Les premières fois où l’on m’a fait ce genre de propositions, ça m’a fait réfléchir. Je me dis que si je prends l’argent, ça signifie que je suis un vendu. J’ai de l’égo, de la fierté et puis ce n’est pas juste pour les mecs qui me paient et qui m’ont engagé. Les gens de chez YARD, ce sont des potes avant d’être des gars avec qui je bosse. C’est une relation de confiance, c’est comme si je volais mes potes. Et la deuxième chose, c’est que si tu acceptes et que la personne que tu as laissé entrer fout le bordel et te balance, tu es définitivement cramé et décrédibilisé. Parfois, ça peut aller jusqu’à 500€ mais personne ne me mettra un prix sur la tête.

La première soirée a été particulièrement agitée à différents niveaux avec la release party de l’album de Joke. Comment l’as-tu vécu personnellement ?

C’est la première fois que j’ai vu autant de monde se présenter devant une boîte. À l’intérieur c’était noir de monde, il devait y avoir deux mille cinq cent personnes ; et dehors, la queue allait jusqu’à la gare d’Austerlitz. Surréaliste ! J’avais un sentiment de fierté car quelque part tu te dis que tu as fait du chemin depuis les petits bars. Après vient une impression de peur, car si tout le monde décide de rentrer, personne ne pourra les empêcher. Là tu commences à flipper et plein de choses rentrent dans ta tête.
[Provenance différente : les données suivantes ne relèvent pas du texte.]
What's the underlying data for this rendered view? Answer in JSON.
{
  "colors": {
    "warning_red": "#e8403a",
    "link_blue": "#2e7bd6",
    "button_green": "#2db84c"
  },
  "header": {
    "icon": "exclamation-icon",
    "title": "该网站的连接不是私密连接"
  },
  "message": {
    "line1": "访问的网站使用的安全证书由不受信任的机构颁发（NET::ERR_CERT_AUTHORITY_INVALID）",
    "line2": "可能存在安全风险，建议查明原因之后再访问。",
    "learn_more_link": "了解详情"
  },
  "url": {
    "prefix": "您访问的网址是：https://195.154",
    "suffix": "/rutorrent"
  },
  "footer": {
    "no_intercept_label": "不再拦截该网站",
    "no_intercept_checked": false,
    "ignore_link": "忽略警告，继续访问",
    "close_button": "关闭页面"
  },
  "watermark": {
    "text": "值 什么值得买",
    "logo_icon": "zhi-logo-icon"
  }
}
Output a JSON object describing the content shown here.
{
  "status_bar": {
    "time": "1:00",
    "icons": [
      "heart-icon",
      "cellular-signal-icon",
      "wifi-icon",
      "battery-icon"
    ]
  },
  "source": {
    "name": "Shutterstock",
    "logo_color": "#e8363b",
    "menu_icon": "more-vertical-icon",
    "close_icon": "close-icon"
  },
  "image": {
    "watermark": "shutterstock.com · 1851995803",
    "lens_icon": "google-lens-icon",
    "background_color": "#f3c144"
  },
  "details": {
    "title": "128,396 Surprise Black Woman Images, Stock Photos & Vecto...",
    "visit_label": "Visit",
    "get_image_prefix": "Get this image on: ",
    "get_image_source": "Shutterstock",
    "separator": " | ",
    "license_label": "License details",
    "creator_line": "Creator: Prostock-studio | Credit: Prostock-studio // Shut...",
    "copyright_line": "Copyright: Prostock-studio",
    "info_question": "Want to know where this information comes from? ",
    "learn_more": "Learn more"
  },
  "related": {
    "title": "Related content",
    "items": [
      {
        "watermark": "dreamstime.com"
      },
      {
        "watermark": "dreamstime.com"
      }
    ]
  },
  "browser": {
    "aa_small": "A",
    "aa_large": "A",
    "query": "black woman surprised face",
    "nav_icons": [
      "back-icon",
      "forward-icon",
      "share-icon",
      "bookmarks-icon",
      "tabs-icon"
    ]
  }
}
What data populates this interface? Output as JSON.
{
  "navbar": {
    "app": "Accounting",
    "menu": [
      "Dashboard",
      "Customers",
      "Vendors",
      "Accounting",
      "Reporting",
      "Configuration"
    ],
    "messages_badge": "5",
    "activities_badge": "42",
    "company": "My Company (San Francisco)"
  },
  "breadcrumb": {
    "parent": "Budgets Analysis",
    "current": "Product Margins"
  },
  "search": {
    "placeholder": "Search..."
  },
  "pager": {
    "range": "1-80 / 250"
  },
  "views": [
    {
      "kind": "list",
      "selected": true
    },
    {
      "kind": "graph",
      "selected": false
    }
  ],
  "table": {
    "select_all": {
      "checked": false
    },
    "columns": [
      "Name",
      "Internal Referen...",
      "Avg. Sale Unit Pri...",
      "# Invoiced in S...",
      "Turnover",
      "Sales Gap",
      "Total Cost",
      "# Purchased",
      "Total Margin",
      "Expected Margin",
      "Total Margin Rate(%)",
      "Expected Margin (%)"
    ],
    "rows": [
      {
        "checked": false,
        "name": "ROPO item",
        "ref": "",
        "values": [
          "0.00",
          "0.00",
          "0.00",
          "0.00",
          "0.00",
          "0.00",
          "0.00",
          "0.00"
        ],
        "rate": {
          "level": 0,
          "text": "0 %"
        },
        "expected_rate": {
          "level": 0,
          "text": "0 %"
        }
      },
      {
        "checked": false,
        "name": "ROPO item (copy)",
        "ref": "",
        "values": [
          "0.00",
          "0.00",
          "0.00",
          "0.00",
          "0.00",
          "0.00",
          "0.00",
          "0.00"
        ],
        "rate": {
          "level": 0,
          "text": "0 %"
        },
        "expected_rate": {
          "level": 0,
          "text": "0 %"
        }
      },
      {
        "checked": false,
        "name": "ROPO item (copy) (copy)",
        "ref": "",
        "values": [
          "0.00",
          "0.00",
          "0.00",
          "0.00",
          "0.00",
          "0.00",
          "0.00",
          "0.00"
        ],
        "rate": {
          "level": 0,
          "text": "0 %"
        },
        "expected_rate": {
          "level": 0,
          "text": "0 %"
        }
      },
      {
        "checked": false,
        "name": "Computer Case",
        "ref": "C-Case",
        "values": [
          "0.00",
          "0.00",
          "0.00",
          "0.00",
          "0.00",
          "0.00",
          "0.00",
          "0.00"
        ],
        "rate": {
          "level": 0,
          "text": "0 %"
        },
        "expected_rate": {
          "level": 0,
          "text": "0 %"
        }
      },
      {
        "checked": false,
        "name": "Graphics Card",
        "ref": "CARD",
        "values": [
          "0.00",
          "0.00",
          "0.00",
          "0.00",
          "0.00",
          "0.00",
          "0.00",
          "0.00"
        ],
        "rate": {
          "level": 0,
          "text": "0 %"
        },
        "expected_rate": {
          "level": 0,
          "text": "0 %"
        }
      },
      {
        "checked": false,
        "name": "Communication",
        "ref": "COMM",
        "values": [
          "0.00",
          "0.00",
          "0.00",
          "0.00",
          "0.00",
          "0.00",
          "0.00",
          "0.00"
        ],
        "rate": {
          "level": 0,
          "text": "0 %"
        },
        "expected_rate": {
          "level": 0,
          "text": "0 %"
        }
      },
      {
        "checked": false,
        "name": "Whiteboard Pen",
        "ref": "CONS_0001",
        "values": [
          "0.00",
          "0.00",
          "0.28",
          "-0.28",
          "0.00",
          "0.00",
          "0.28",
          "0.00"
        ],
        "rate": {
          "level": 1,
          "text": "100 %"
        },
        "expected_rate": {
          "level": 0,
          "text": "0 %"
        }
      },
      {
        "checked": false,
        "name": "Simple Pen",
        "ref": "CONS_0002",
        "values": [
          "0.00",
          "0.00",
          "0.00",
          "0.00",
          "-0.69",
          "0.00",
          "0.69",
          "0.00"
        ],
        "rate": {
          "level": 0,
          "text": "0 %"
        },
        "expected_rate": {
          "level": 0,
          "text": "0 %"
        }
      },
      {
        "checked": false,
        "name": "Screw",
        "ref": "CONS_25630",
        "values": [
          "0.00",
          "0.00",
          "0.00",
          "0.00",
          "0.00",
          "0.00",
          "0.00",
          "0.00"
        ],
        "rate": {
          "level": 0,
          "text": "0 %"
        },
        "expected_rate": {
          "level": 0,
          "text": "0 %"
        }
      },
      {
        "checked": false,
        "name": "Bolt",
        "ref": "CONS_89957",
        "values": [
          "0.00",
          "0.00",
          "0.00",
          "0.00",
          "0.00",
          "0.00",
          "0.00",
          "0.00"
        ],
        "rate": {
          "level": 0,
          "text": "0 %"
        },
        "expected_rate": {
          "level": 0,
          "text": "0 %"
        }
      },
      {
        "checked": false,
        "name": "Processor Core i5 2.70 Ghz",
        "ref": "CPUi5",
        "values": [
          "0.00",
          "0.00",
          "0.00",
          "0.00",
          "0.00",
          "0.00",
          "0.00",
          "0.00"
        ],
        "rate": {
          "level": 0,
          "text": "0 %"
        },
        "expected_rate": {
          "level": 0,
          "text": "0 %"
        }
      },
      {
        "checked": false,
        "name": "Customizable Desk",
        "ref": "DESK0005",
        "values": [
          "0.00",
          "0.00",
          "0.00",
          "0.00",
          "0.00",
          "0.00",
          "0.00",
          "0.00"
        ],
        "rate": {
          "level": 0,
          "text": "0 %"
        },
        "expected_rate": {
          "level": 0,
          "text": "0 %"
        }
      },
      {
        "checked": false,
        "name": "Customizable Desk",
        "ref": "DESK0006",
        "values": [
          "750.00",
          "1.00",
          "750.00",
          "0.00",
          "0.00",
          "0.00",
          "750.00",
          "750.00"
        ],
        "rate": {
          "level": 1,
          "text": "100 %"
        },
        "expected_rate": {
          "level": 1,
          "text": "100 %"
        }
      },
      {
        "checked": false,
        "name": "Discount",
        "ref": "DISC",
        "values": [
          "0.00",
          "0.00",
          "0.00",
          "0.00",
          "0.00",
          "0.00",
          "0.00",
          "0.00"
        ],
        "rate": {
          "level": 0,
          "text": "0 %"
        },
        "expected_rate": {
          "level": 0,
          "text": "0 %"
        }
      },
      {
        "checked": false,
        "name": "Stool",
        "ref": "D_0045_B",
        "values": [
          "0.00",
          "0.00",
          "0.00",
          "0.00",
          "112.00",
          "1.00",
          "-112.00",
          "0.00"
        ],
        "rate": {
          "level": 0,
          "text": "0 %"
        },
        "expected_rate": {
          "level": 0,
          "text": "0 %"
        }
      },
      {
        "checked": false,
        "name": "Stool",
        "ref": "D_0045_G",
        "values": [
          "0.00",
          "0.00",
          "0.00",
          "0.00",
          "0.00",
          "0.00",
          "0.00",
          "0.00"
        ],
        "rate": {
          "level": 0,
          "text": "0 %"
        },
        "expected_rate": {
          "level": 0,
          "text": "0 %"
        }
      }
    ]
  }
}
Dans ton expérience de physio à Paris, as-tu connu d’autres événements comparables à celui-là ?

Pour moi, c’est la plus grosse soirée hip-hop de France, voire d’Europe. Je n’ai jamais eu a géré ça car même au Zénith, lors de concerts, tu as beaucoup de monde mais c’est différent car c’est une configuration simple pas comme celle du clubbing. Je n’ai jamais vu ça, je pense même que je peux rentrer dans le livre Guinness des records en étant le mec qui a recalé le plus de monde en une soirée.

Es-tu déjà allé trop loin dans ta manière de recaler ?

Ça m’est arrivé au début de carrière, mais plus maintenant. Comme je le dis souvent, il ne faut jamais s’habituer à une porte. Puis quand tu montes une échelle, fais bien gaffe à dire bonjour à tous les étages car un jour tu vas la redescendre. Et quand ce sera le cas, tu reverras les mêmes personnes et elles ne t’oublieront pas.
Quand tu tiens une porte à la mode, beaucoup veulent être ton ami, mais c’est souvent de l’hypocrisie, parce qu’ils savent que t’as du pouvoir. Le jour où tu n’as plus de porte, fais gaffe, tu peux vite te retrouver seul. Donc c’est essentiel de respecter tout le monde et de ne jamais avoir de sentiment de supériorité.

Quel est le truc le plus fou que tu aies vécu dans la YARD SUMMER CLUB ?

Il y en a eu plusieurs. Mais quand tu rentres à l’intérieur et que tu vois deux mille personnes danser, c’est fou. La release party de Joke et la CLOSING BLOCK PARTY avec tous les rappeurs, c’était du délire. Voilà, c’est plein de bons moments.
J’ai vraiment senti que les gens attendaient cette soirée tous les mardis, c’est devenu l’incontournable de l’été. Ce fut vraiment une expérience de fou. Je suis content parce que j’ai fait l’entrée d’un lieu qui prenait quatre mille personnes. La soirée avait lieu qu’un jour dans la semaine, mais j’en mettais deux ou trois à m’en remettre à chaque fois. Mais ce fut mortel, un pur délire ! Merci !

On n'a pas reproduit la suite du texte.